Friday Bailey and her partner Nathan Meakes spent the night of Friday May 15 camping in the back of their truck at a cut block near the Onion Lake Cross Country Ski Trails. They had just woken up around 7:30 Saturday morning and they were cuddling in bed with their dog Cash, a 7-year-old lab mix, while their other dog Arlo, a 10-year-old Huskey/collie mix, lounged outside the truck.
“You know that time in the morning where you’re not up and going yet, but you’re awake?” Bailey asked in an interview with The Terrace Standard.
Suddenly, Cash bolted out of bed.
“We saw that it was wolves that had approached the camp … they were huge,” Bailey said. “[Arlo] and the wolves were rushing toward each other, and then [Cash] jumped out of the truck and just totally intervened.”
Bailey said the dogs and wolves clashed for about 10 seconds, then the dogs chased the wolves toward the bush at the edge of the cut block.

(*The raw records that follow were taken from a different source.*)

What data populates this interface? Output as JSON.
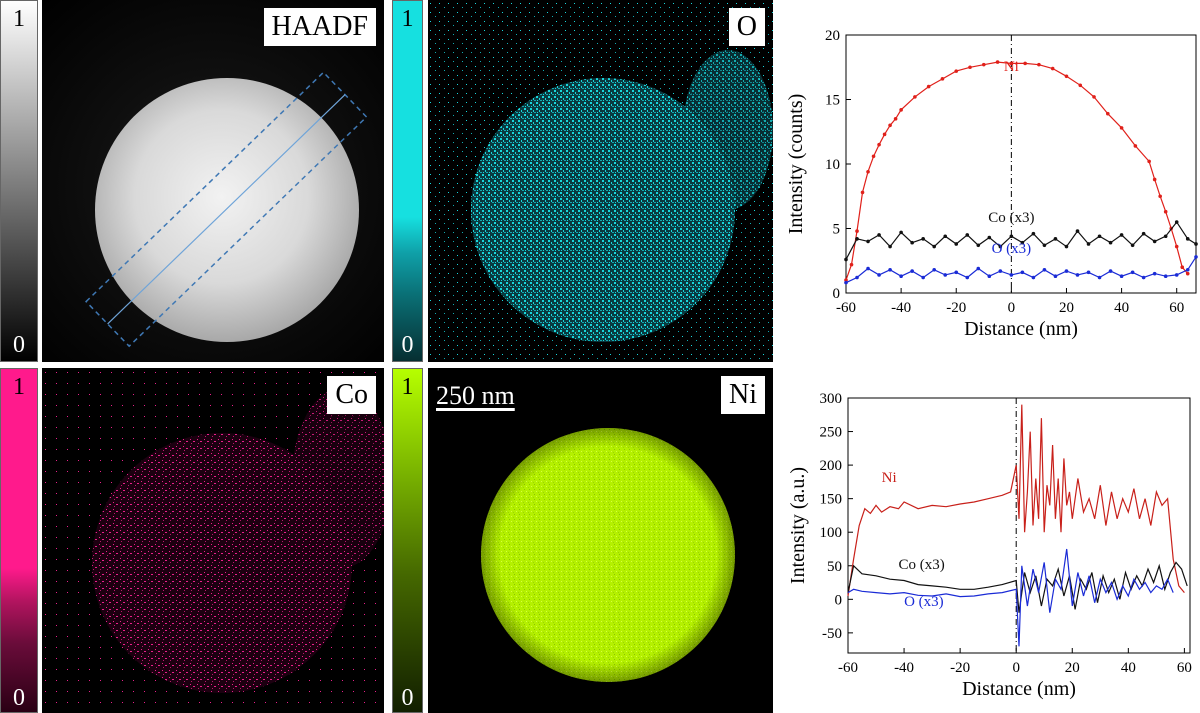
{
  "maps": [
    {
      "id": "haadf",
      "label": "HAADF",
      "scale_top": "1",
      "scale_bottom": "0",
      "gradient": [
        "#ffffff",
        "#000000"
      ]
    },
    {
      "id": "o",
      "label": "O",
      "scale_top": "1",
      "scale_bottom": "0",
      "gradient": [
        "#16e0e0",
        "#062f32"
      ]
    },
    {
      "id": "co",
      "label": "Co",
      "scale_top": "1",
      "scale_bottom": "0",
      "gradient": [
        "#ff1a8c",
        "#2a0014"
      ]
    },
    {
      "id": "ni",
      "label": "Ni",
      "scale_top": "1",
      "scale_bottom": "0",
      "gradient": [
        "#b6ff00",
        "#121f00"
      ]
    }
  ],
  "scale_bar_text": "250 nm",
  "colors": {
    "ni": "#e0201a",
    "co": "#111111",
    "o": "#1a2bd6",
    "cyan": "#19d6dc",
    "magenta": "#e8208a",
    "lime": "#b4f000"
  },
  "chart_data": [
    {
      "type": "line",
      "xlabel": "Distance (nm)",
      "ylabel": "Intensity (counts)",
      "xlim": [
        -60,
        67
      ],
      "ylim": [
        0,
        20
      ],
      "xticks": [
        -60,
        -40,
        -20,
        0,
        20,
        40,
        60
      ],
      "yticks": [
        0,
        5,
        10,
        15,
        20
      ],
      "markers": true,
      "series": [
        {
          "name": "Ni",
          "color": "#e0201a",
          "x": [
            -60,
            -58,
            -56,
            -54,
            -52,
            -50,
            -48,
            -46,
            -44,
            -42,
            -40,
            -35,
            -30,
            -25,
            -20,
            -15,
            -10,
            -5,
            0,
            5,
            10,
            15,
            20,
            25,
            30,
            35,
            40,
            45,
            50,
            52,
            54,
            56,
            58,
            60,
            62,
            64
          ],
          "y": [
            1.0,
            2.2,
            4.8,
            7.8,
            9.4,
            10.6,
            11.5,
            12.3,
            13.0,
            13.5,
            14.2,
            15.2,
            16.0,
            16.6,
            17.2,
            17.5,
            17.7,
            17.9,
            17.8,
            17.8,
            17.7,
            17.4,
            16.8,
            16.1,
            15.2,
            13.9,
            12.8,
            11.4,
            10.2,
            8.8,
            7.5,
            6.3,
            5.0,
            3.6,
            2.0,
            1.5
          ]
        },
        {
          "name": "Co (x3)",
          "color": "#111111",
          "x": [
            -60,
            -56,
            -52,
            -48,
            -44,
            -40,
            -36,
            -32,
            -28,
            -24,
            -20,
            -16,
            -12,
            -8,
            -4,
            0,
            4,
            8,
            12,
            16,
            20,
            24,
            28,
            32,
            36,
            40,
            44,
            48,
            52,
            56,
            60,
            64,
            67
          ],
          "y": [
            2.6,
            4.2,
            4.0,
            4.5,
            3.6,
            4.7,
            3.9,
            4.2,
            3.6,
            4.4,
            3.8,
            4.5,
            3.7,
            4.3,
            3.6,
            4.4,
            3.9,
            4.6,
            3.7,
            4.2,
            3.6,
            4.8,
            3.8,
            4.4,
            3.9,
            4.5,
            3.7,
            4.6,
            4.0,
            4.4,
            5.5,
            4.2,
            3.8
          ]
        },
        {
          "name": "O (x3)",
          "color": "#1a2bd6",
          "x": [
            -60,
            -56,
            -52,
            -48,
            -44,
            -40,
            -36,
            -32,
            -28,
            -24,
            -20,
            -16,
            -12,
            -8,
            -4,
            0,
            4,
            8,
            12,
            16,
            20,
            24,
            28,
            32,
            36,
            40,
            44,
            48,
            52,
            56,
            60,
            64,
            67
          ],
          "y": [
            0.8,
            1.2,
            1.9,
            1.4,
            1.8,
            1.3,
            1.7,
            1.2,
            1.8,
            1.4,
            1.6,
            1.2,
            1.9,
            1.3,
            1.7,
            1.4,
            1.6,
            1.2,
            1.8,
            1.3,
            1.7,
            1.4,
            1.6,
            1.2,
            1.7,
            1.3,
            1.6,
            1.2,
            1.5,
            1.3,
            1.4,
            1.8,
            2.8
          ]
        }
      ],
      "annotations": [
        {
          "text": "Ni",
          "x": 0,
          "y": 17.2,
          "color": "#e0201a"
        },
        {
          "text": "Co (x3)",
          "x": 0,
          "y": 5.5,
          "color": "#111111"
        },
        {
          "text": "O (x3)",
          "x": 0,
          "y": 3.1,
          "color": "#1a2bd6"
        }
      ],
      "vline": 0
    },
    {
      "type": "line",
      "xlabel": "Distance (nm)",
      "ylabel": "Intensity (a.u.)",
      "xlim": [
        -60,
        62
      ],
      "ylim": [
        -80,
        300
      ],
      "xticks": [
        -60,
        -40,
        -20,
        0,
        20,
        40,
        60
      ],
      "yticks": [
        -50,
        0,
        50,
        100,
        150,
        200,
        250,
        300
      ],
      "markers": false,
      "series": [
        {
          "name": "Ni",
          "color": "#c8201a",
          "x": [
            -60,
            -58,
            -56,
            -54,
            -52,
            -50,
            -48,
            -45,
            -42,
            -40,
            -35,
            -30,
            -25,
            -20,
            -15,
            -10,
            -5,
            -2,
            0,
            1,
            2,
            3,
            4,
            5,
            6,
            7,
            8,
            9,
            10,
            11,
            12,
            13,
            14,
            15,
            16,
            17,
            18,
            19,
            20,
            22,
            24,
            26,
            28,
            30,
            32,
            34,
            36,
            38,
            40,
            42,
            44,
            46,
            48,
            50,
            52,
            54,
            56,
            58,
            60
          ],
          "y": [
            5,
            60,
            110,
            135,
            128,
            140,
            130,
            138,
            135,
            145,
            135,
            140,
            138,
            142,
            145,
            150,
            155,
            160,
            200,
            120,
            290,
            100,
            160,
            250,
            110,
            180,
            120,
            270,
            100,
            170,
            140,
            230,
            120,
            180,
            100,
            210,
            140,
            160,
            120,
            180,
            130,
            150,
            120,
            170,
            110,
            160,
            120,
            150,
            130,
            165,
            120,
            150,
            110,
            160,
            140,
            150,
            60,
            20,
            10
          ]
        },
        {
          "name": "Co (x3)",
          "color": "#111111",
          "x": [
            -60,
            -58,
            -55,
            -50,
            -45,
            -40,
            -35,
            -30,
            -25,
            -20,
            -15,
            -10,
            -5,
            0,
            1,
            3,
            5,
            7,
            9,
            11,
            13,
            15,
            17,
            19,
            21,
            23,
            25,
            27,
            29,
            31,
            33,
            35,
            37,
            39,
            41,
            43,
            45,
            47,
            49,
            51,
            53,
            55,
            57,
            59,
            61
          ],
          "y": [
            10,
            50,
            38,
            35,
            30,
            28,
            22,
            20,
            18,
            15,
            15,
            18,
            22,
            28,
            -20,
            40,
            10,
            35,
            -10,
            30,
            20,
            45,
            5,
            35,
            -15,
            30,
            15,
            40,
            -5,
            35,
            10,
            30,
            0,
            40,
            15,
            35,
            20,
            45,
            25,
            50,
            15,
            40,
            55,
            45,
            20
          ]
        },
        {
          "name": "O (x3)",
          "color": "#1a2bd6",
          "x": [
            -60,
            -58,
            -55,
            -50,
            -45,
            -40,
            -35,
            -30,
            -25,
            -20,
            -15,
            -10,
            -5,
            0,
            1,
            2,
            4,
            6,
            8,
            10,
            12,
            14,
            16,
            18,
            20,
            22,
            24,
            26,
            28,
            30,
            32,
            34,
            36,
            38,
            40,
            42,
            44,
            46,
            48,
            50,
            52,
            54,
            56
          ],
          "y": [
            10,
            15,
            12,
            10,
            8,
            10,
            6,
            5,
            8,
            4,
            5,
            8,
            10,
            15,
            -70,
            50,
            -10,
            45,
            10,
            55,
            -20,
            30,
            15,
            75,
            -10,
            40,
            5,
            35,
            -5,
            30,
            10,
            25,
            0,
            20,
            5,
            30,
            15,
            25,
            10,
            20,
            15,
            30,
            10
          ]
        }
      ],
      "annotations": [
        {
          "text": "Ni",
          "x": -48,
          "y": 175,
          "color": "#c8201a"
        },
        {
          "text": "Co (x3)",
          "x": -42,
          "y": 45,
          "color": "#111111"
        },
        {
          "text": "O (x3)",
          "x": -40,
          "y": -10,
          "color": "#1a2bd6"
        }
      ],
      "vline": 0
    }
  ]
}
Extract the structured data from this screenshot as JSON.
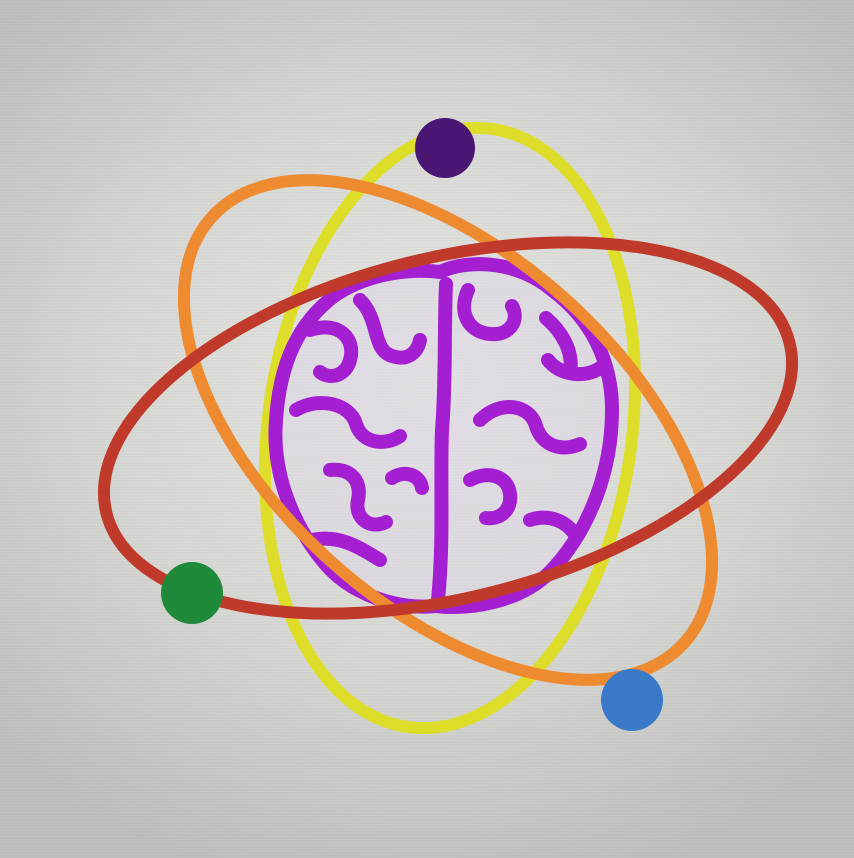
{
  "emblem": {
    "icon": "atom-brain-icon",
    "colors": {
      "background": "#dcdcd9",
      "orbit_yellow": "#dede2a",
      "orbit_orange": "#ee8a30",
      "orbit_red": "#bf3a2a",
      "brain_stroke": "#a41fd1",
      "electron_purple": "#4a1674",
      "electron_green": "#1e8a3a",
      "electron_blue": "#3a78c8"
    }
  }
}
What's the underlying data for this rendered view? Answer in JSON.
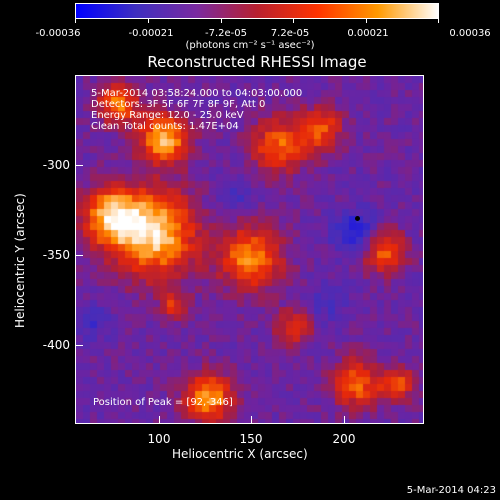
{
  "colorbar": {
    "ticks": [
      "-0.00036",
      "-0.00021",
      "-7.2e-05",
      "7.2e-05",
      "0.00021",
      "0.00036"
    ],
    "units": "(photons cm⁻² s⁻¹ asec⁻²)",
    "colors": [
      "#0000ff",
      "#3f2fbf",
      "#7a2aa0",
      "#b8202f",
      "#ff3300",
      "#ff9900",
      "#ffffff"
    ]
  },
  "title": "Reconstructed RHESSI Image",
  "overlay": {
    "time_range": "5-Mar-2014 03:58:24.000 to 04:03:00.000",
    "detectors": "Detectors: 3F 5F 6F 7F 8F 9F, Att 0",
    "energy_range": "Energy Range: 12.0 - 25.0 keV",
    "clean_counts": "Clean  Total counts: 1.47E+04",
    "peak_position": "Position of Peak = [92,-346]"
  },
  "axes": {
    "xlabel": "Heliocentric X (arcsec)",
    "ylabel": "Heliocentric Y (arcsec)",
    "xticks": [
      "100",
      "150",
      "200"
    ],
    "yticks": [
      "-300",
      "-350",
      "-400"
    ]
  },
  "footer_date": "5-Mar-2014 04:23"
}
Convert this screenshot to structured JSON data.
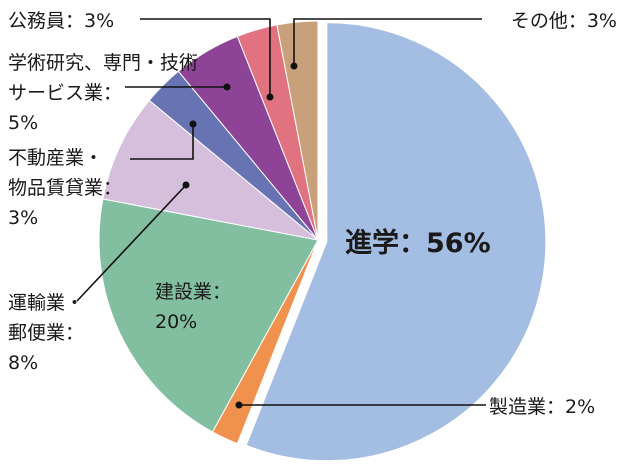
{
  "chart_data": {
    "type": "pie",
    "title": "",
    "slices": [
      {
        "label": "進学",
        "value": 56,
        "color": "#a3bde3",
        "label_lines": [
          "進学：56%"
        ]
      },
      {
        "label": "製造業",
        "value": 2,
        "color": "#f0924e",
        "label_lines": [
          "製造業：2%"
        ]
      },
      {
        "label": "建設業",
        "value": 20,
        "color": "#82bfa0",
        "label_lines": [
          "建設業：",
          "20%"
        ]
      },
      {
        "label": "運輸業・郵便業",
        "value": 8,
        "color": "#d6bfdc",
        "label_lines": [
          "運輸業・",
          "郵便業：",
          "8%"
        ]
      },
      {
        "label": "不動産業・物品賃貸業",
        "value": 3,
        "color": "#6773b3",
        "label_lines": [
          "不動産業・",
          "物品賃貸業：",
          "3%"
        ]
      },
      {
        "label": "学術研究、専門・技術サービス業",
        "value": 5,
        "color": "#8d4497",
        "label_lines": [
          "学術研究、専門・技術",
          "サービス業：",
          "5%"
        ]
      },
      {
        "label": "公務員",
        "value": 3,
        "color": "#e0737f",
        "label_lines": [
          "公務員：3%"
        ]
      },
      {
        "label": "その他",
        "value": 3,
        "color": "#c8a07a",
        "label_lines": [
          "その他：3%"
        ]
      }
    ]
  }
}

“[Nate and I] were just running after them and screaming and yelling and just going ballistic,” she said. “Just trying to scare the wolves off, and trying to get our dogs back.”
After a few minutes Arlo came back to the couple and Bailey was able to hold his collar. Cash returned to check on the couple, but then went back to pursuing the wolves, and he repeated this a few times before the wolves eventually took off.
There were only two wolves, Bailey said.
“Thank God. I don’t think [the dogs] could have fought off any more,” she said. “We didn’t think the wolves were going to come after humans, but we definitely thought they would kill a dog.”
Bailey said she suspects the wolves spotted Arlo alone outside the truck and didn’t realize there was another dog and two humans hidden from view.
The couple are experienced campers, Bailey said. They had their food stored safely atop the truck and were carrying bear spray.
“We are really safe campers, but we didn’t expect wolves to approach our camp in the daylight,” she said. “If it was night time the dogs would have been in the [cab of the] truck and everyone would have been secure.”
Arlo suffered only minor scratches on his face, but Cash had a big bite mark on his neck, a scratch on his groin, and other bruises and abrasions.
Finding a veterinarian to treat Cash on Saturday of a long weekend, and in the middle of the pandemic, was a major challenge. Bailey said the couple had to phone around to six places in Terrace, Rupert and Kitimat before finally finding someone who was available to treat Cash. The couple had to drop Cash off outside the veterinary office as they could not enter due to the pandemic.
Bailey said they reported the incident to the B.C. Conservation Officer Service.
Both dogs are recovering at home, Bailey said, though Cash was sedated by painkillers for days after the encounter.